Pandangan tradisionalis di Admiralty menganggap peperangan kapal selam, dalam kata-kata Laksamana Muda Wilson, sebagai 'curang, tidak adil, dan terkutuk tidak-Inggris'.
Terlepas dari pandangan seperti itu, kapal selam tersebut mendapatkan juara di Admiral 'Jacky' Fisher.
Setelah menyaksikan lima kapal perang Hollands 'menenggelamkan' empat kapal perang dalam sebuah latihan untuk mempertahankan Pelabuhan Portsmouth, Fisher menyadari bahwa perang angkatan laut telah berubah.

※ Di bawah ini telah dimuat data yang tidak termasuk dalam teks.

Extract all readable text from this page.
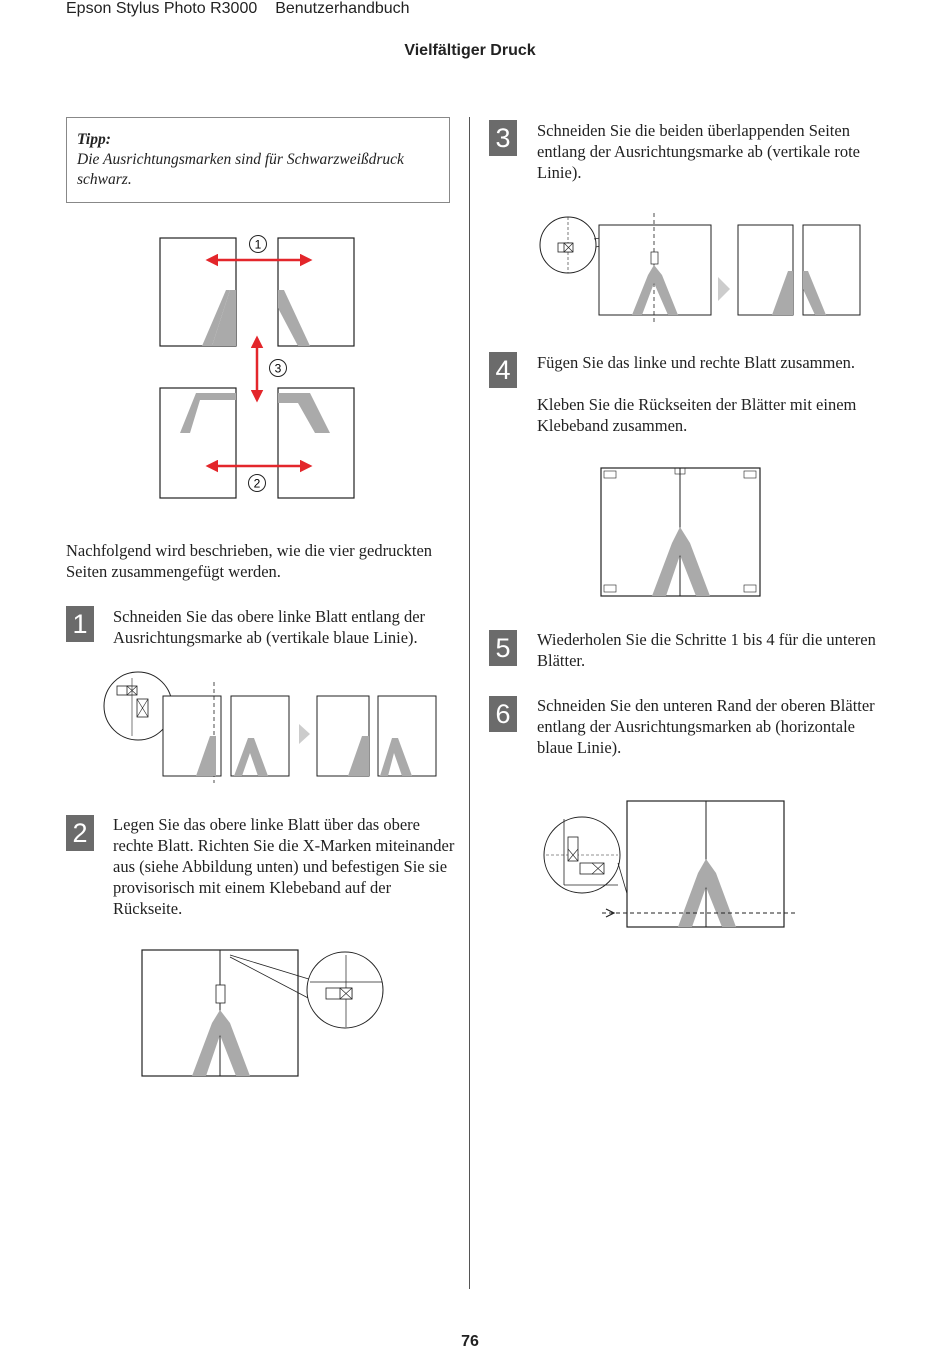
Epson Stylus Photo R3000 Benutzerhandbuch
Vielfältiger Druck
Tipp:
Die Ausrichtungsmarken sind für Schwarzweißdruck schwarz.
1
3
2
Nachfolgend wird beschrieben, wie die vier gedruckten Seiten zusammengefügt werden.
1	Schneiden Sie das obere linke Blatt entlang der Ausrichtungsmarke ab (vertikale blaue Linie).
2	Legen Sie das obere linke Blatt über das obere rechte Blatt. Richten Sie die X-Marken miteinander aus (siehe Abbildung unten) und befestigen Sie sie provisorisch mit einem Klebeband auf der Rückseite.
3	Schneiden Sie die beiden überlappenden Seiten entlang der Ausrichtungsmarke ab (vertikale rote Linie).
4	Fügen Sie das linke und rechte Blatt zusammen.
Kleben Sie die Rückseiten der Blätter mit einem Klebeband zusammen.
5	Wiederholen Sie die Schritte 1 bis 4 für die unteren Blätter.
6	Schneiden Sie den unteren Rand der oberen Blätter entlang der Ausrichtungsmarken ab (horizontale blaue Linie).
76
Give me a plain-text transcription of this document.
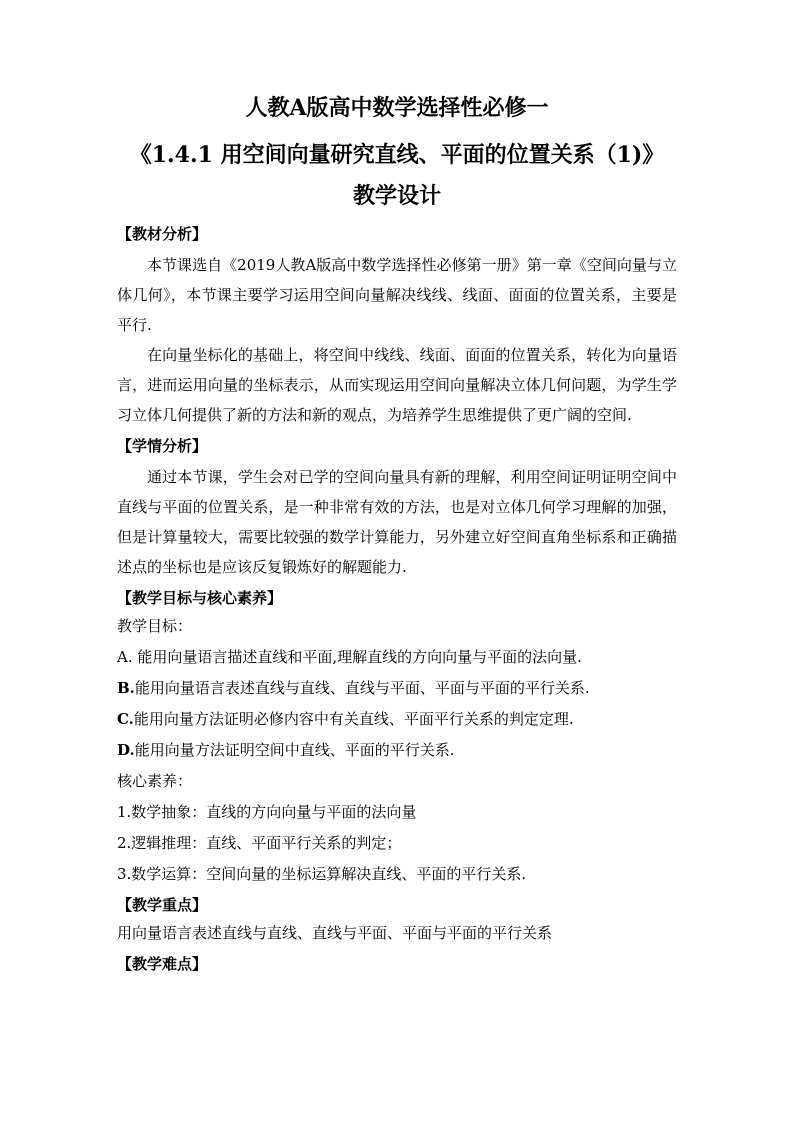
人教A版高中数学选择性必修一
《1.4.1 用空间向量研究直线、平面的位置关系（1)》
教学设计
【教材分析】

本节课选自《2019人教A版高中数学选择性必修第一册》第一章《空间向量与立体几何》，本节课主要学习运用空间向量解决线线、线面、面面的位置关系，主要是平行.

在向量坐标化的基础上，将空间中线线、线面、面面的位置关系，转化为向量语言，进而运用向量的坐标表示，从而实现运用空间向量解决立体几何问题，为学生学习立体几何提供了新的方法和新的观点，为培养学生思维提供了更广阔的空间.

【学情分析】

通过本节课，学生会对已学的空间向量具有新的理解，利用空间证明证明空间中直线与平面的位置关系，是一种非常有效的方法，也是对立体几何学习理解的加强，但是计算量较大，需要比较强的数学计算能力，另外建立好空间直角坐标系和正确描述点的坐标也是应该反复锻炼好的解题能力.

【教学目标与核心素养】
教学目标：
A. 能用向量语言描述直线和平面,理解直线的方向向量与平面的法向量.
B.能用向量语言表述直线与直线、直线与平面、平面与平面的平行关系.
C.能用向量方法证明必修内容中有关直线、平面平行关系的判定定理.
D.能用向量方法证明空间中直线、平面的平行关系.
核心素养：
1.数学抽象：直线的方向向量与平面的法向量
2.逻辑推理：直线、平面平行关系的判定；
3.数学运算：空间向量的坐标运算解决直线、平面的平行关系.
【教学重点】
用向量语言表述直线与直线、直线与平面、平面与平面的平行关系
【教学难点】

Jadi, ketika dia menjadi First Sea Lord (1904-1910), dia mengalihkan 5% dari anggaran pembuatan kapal Angkatan Laut, meskipun mendapat tentangan kuat, untuk pembangunan kapal selam.
Dari awal masa jabatan Fisher hingga pecahnya Perang Dunia Pertama, ada pengembangan berkelanjutan dari kapal selam tersebut, dari Hollands hingga kelas A hingga D.
Kelas D, dengan decking dan deck gun-nya, mewakili perubahan besar dari bentuk porpoise kapal selam sebelumnya, dan memperkenalkan bentuk yang akan menjadi familiar melalui dua perang dunia.
Kapal Selam dalam Perang Dunia Kedua
Terbuai dengan keyakinan bahwa ASDIC membuat kapal selam tidak relevan, Pemerintah Inggris, yang disarankan oleh Admiralty, setuju pada tahun 1935 bahwa Angkatan Laut Jerman harus diizinkan memiliki kapal selam dengan tonase yang sama dengan Angkatan Laut Kerajaan.
Kapten, kemudian Laksamana, Dönitz sudah siap dengan strategi kapal selamnya. Pengalaman Perang Dunia I menyiratkan bahwa dalam 'perang tonase', kapal dagang dapat tenggelam lebih cepat daripada yang dapat digantikan.